Jamie Catt


Blog of Jamie Catt

Framed In Negatives: Portraits

Tung Chung, Hong Kong, 2017   |   Canon AE-1, Kodak Tri-X 400

Tung Chung, Hong Kong, 2017   |   Canon AE-1, Kodak Portra 160

This set is a long collection of portrait shots of my sister during my Spring Break in Hong Kong.


We're all in the same boat: shooting sceneries, moments and milestones. But if there were a couple of lessons that I learned when I took up film photography was the value of looking things in black and white. You give more focus and emphasis in tones, in values and contrast, in composition and framing.

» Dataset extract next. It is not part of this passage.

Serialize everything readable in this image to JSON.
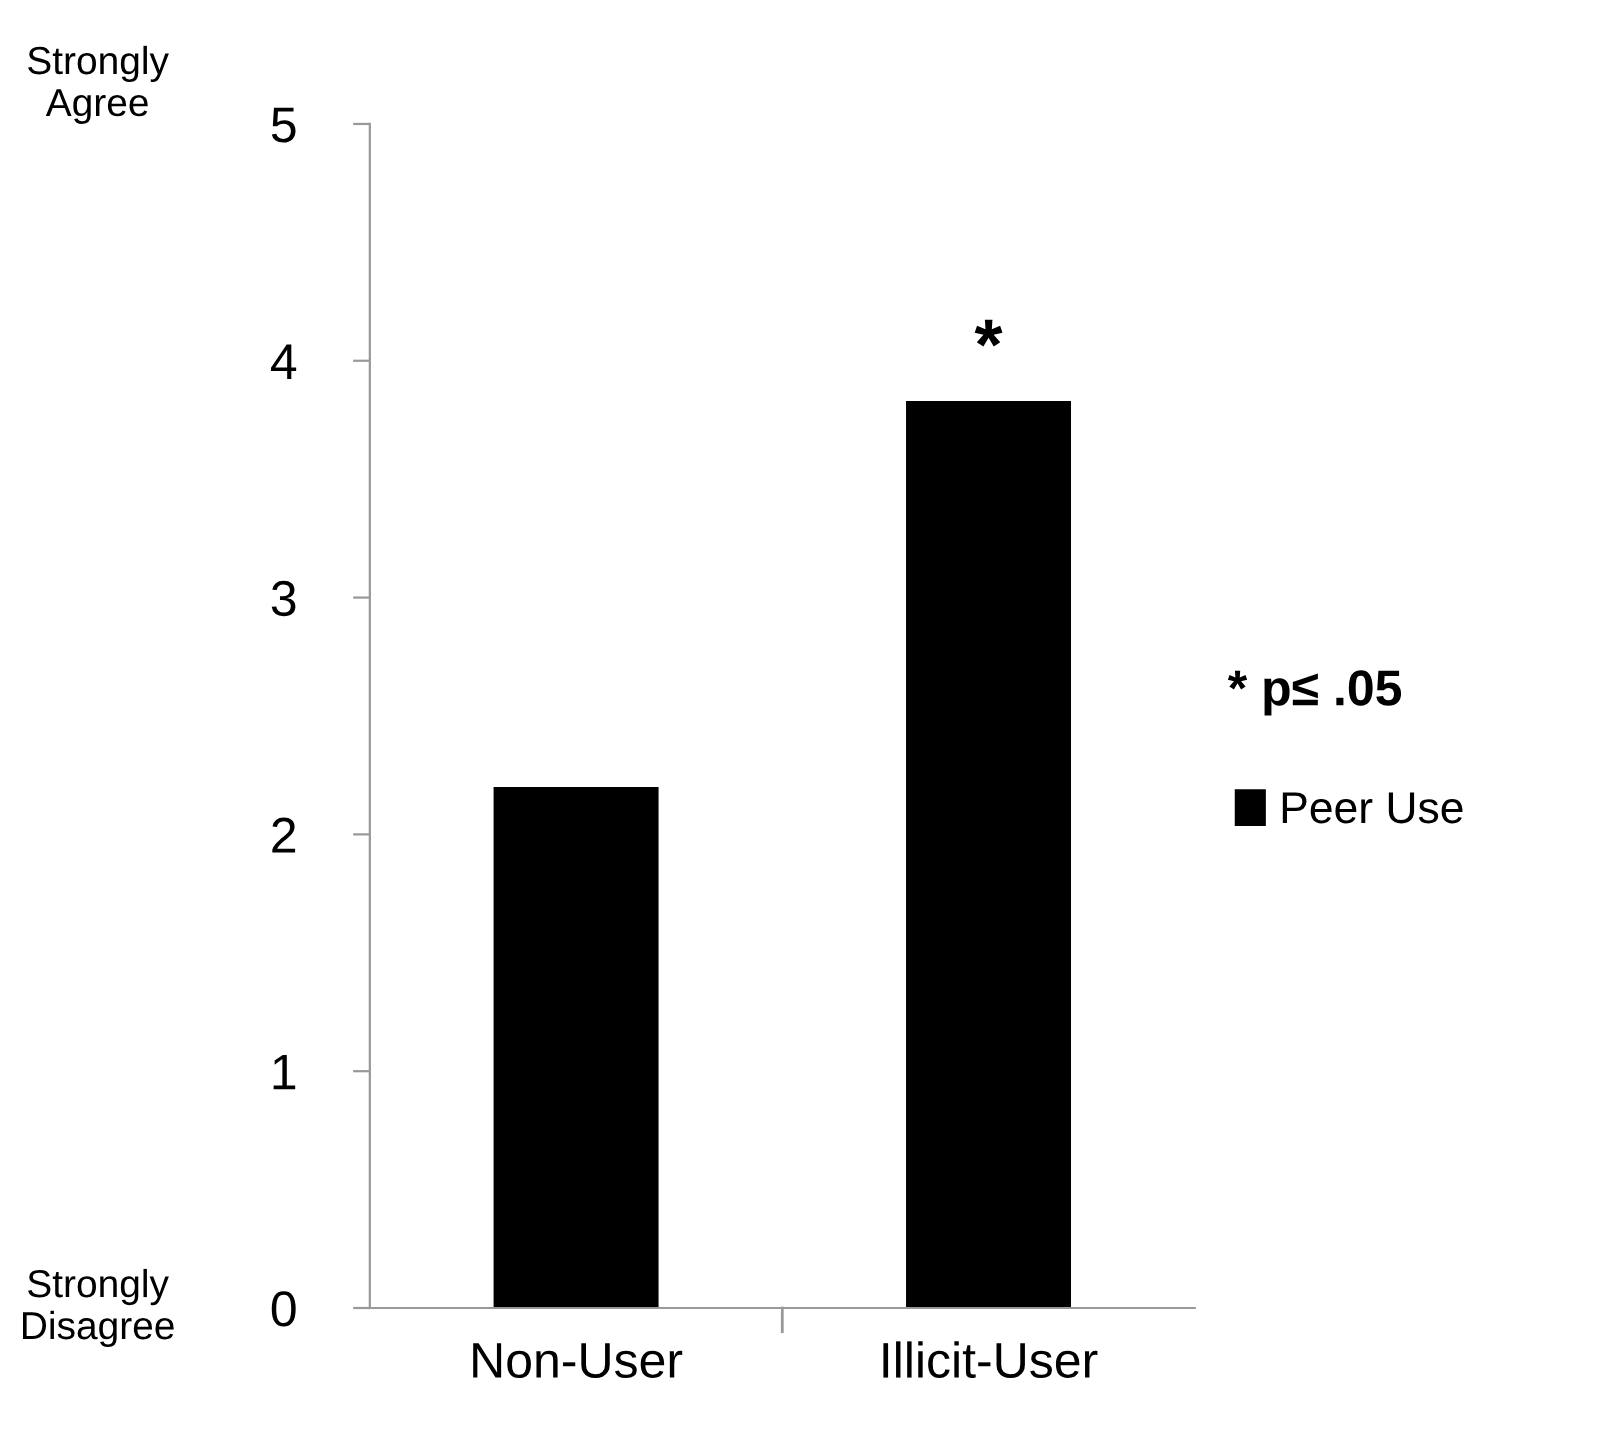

I was under the class of one of the great professors I came across, Chris Johnson, who worked alongside one of the remarkable and renowned photographers in history and in nature, Ansel Adams as well as Wynn Bullock. Passing down his knowledge and experience to us from the great masters himself was an overwhelming opportunity. If only my limited amount of electives could allow it, I would love nothing more than to take up his more advanced classes, in digital and in film.

He taught us that it's not all about making pretty pictures but making meaningful ones that creates a connection to its viewer. Our professor would always ask for our opinions during critique and make us question the work of our colleagues. It circles back to the same set of Q's but every single time, the answers and learning outcomes are different: "Which captures your attention?" "What is the main focus?" "If I cover this part, do you think it makes the image stronger? Or does it take away from the overall composition of the image?"

This just goest to show that there's always something new to gather and learn; from others and from your own body of work. As Sydney-based food and lifestyle photographer, Luisa Brimble encourages her thousands of followers on Instagram Stories, "Study your own work. Train that brain. Increase your visual literacy."

That being said, here are some bullet points I learned as I progressed with my journey in film photography:

  • Balanced compositions and symmetry makes a compelling image.
  • A photo is a story without words, and you try to create or evoke thoughts and feelings into a single image without saying anything at all. Every element, every piece of object, every person in that exact moment counts.
  • Portraiture is about capturing the character and expressions of the person. Shooting people means capture the soul of their being and trying to convey who they are as a person in a single or a series of images.
  • Candid, spontaneous moments are once in a lifetime events that happens in the split of a second. Capture things that matters most (to you).